The service is now live in Production for all Sage Earth V1 customers! It was Initially rolled out to a smaller subset of these customers for testing purposes but over the last month it has been turned on for all of the customer base.

Considerations & Future Work

We collect feedback from users if they confirm or change our predictions, or if they choose carbon categories for spends that were not assigned a category. Usually you would incorporate this data into re-training of the model. However, we need to be careful and consider how this might bias our training dataset.

Carbon emissions estimation should be consistent across all users, and not biased by user specific category choices. While we know users will have more information about the nature of their spends, we don’t want this to result in a model that adopts a specific user’s behaviour. For example, we have seen inputs which are clearly related to vehicle fuel, however these are re-categorised to a more general tier 2 carbon category or to other tier 3 categories that are more related to employee expenses. This may be correct for the specific user, however it wouldn’t always make sense for us to predict these categories from day one for other users.

We also need to consider the impact on estimation and user experience if we start to predict different categories for the same data — the training dataset has been carefully curated by people who are experts in the climate science field. Incorporating user feedback is essential for user experience, however we need to do so in a way that doesn’t lead to inconsistent carbon estimations and is auditable.

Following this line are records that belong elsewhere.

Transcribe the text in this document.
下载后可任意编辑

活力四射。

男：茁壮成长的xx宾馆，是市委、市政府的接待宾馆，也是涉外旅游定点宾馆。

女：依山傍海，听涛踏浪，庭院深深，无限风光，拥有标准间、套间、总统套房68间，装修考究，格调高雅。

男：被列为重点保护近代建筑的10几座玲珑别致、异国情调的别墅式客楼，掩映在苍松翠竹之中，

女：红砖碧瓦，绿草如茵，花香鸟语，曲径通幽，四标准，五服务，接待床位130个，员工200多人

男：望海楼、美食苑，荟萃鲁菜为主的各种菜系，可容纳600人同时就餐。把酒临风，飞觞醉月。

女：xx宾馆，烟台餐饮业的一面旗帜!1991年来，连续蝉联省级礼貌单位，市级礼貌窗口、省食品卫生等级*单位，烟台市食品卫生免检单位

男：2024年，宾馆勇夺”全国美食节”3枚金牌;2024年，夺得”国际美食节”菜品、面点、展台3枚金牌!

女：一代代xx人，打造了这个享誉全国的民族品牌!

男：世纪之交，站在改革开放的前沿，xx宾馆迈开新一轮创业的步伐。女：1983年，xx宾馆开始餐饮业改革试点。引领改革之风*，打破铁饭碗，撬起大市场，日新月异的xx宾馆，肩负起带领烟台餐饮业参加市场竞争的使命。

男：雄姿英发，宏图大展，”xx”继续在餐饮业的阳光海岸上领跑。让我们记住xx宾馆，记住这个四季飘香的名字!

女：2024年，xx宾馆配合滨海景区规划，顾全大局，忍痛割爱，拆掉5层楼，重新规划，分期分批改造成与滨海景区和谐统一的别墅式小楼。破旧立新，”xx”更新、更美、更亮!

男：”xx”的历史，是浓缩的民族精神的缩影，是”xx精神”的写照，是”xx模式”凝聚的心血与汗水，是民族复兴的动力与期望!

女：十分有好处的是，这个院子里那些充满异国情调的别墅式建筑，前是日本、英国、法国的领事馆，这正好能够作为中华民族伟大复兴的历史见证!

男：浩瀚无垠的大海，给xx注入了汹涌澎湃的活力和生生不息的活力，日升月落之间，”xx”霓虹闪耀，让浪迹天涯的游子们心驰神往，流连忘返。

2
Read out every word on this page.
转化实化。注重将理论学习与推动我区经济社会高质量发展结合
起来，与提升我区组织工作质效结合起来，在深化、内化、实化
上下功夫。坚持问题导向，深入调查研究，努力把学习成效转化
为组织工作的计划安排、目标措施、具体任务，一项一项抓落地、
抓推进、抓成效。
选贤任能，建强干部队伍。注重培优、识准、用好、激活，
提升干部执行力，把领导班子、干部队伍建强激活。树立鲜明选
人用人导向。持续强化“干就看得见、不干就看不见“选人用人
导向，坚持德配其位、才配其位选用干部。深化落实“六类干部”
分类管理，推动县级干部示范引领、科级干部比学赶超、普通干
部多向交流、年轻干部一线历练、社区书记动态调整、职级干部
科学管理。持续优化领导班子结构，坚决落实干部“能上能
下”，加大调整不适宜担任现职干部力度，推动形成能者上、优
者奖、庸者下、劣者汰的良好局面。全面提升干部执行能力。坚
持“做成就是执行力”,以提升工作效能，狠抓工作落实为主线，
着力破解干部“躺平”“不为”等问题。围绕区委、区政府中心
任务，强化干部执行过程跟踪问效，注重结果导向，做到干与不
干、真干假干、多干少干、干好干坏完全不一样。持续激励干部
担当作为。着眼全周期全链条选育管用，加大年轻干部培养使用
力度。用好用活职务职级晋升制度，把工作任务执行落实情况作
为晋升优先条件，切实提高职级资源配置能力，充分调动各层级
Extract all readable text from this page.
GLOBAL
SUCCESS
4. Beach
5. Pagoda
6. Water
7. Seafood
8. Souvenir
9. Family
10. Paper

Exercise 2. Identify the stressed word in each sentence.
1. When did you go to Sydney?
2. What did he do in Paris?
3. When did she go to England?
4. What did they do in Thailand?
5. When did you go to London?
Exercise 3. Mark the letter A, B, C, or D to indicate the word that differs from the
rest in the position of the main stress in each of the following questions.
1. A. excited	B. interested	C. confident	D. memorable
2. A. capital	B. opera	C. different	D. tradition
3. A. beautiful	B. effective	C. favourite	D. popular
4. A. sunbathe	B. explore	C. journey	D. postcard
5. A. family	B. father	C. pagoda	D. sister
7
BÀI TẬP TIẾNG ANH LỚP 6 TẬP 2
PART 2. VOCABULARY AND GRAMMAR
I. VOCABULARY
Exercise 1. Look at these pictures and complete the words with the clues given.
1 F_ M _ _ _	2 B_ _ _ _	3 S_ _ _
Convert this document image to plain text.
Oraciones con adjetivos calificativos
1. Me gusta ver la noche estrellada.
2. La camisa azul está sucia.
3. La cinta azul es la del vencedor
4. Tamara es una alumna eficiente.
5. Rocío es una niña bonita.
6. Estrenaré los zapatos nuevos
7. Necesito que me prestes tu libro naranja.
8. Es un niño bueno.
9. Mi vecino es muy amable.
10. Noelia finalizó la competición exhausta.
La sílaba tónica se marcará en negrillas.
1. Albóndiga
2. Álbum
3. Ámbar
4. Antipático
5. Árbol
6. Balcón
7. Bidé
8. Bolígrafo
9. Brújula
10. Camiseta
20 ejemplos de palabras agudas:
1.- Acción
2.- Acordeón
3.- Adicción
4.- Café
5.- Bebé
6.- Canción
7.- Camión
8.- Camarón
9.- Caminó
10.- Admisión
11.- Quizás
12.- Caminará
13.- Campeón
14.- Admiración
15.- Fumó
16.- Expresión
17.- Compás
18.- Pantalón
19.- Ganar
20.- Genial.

Two users buying the same exact product from the same place should have the same carbon emissions estimate. These are just some of the challenges of training and deploying a global model.

Further work will involve deciding the best way to incorporate user specific feedback. The Sage Earth team is in the process of defining more carbon categories which will help with this and will also help with the class imbalance we see in the data.

In the future we also hope to move to a more granular categorisation approach; not just predicting a category but also predicting the exact product or service, so that we can provide the most accurate carbon estimation. This would involve us incorporating more third-party data sources into our training process; data which maps products and services from specific merchants to exact estimations.

The future of Carbon Accounting is exciting and we’re delighted to be apart of it!

A special thank you to the Sage Earth team for bringing this problem our way and for the support they provided, and still provide, in this collaboration.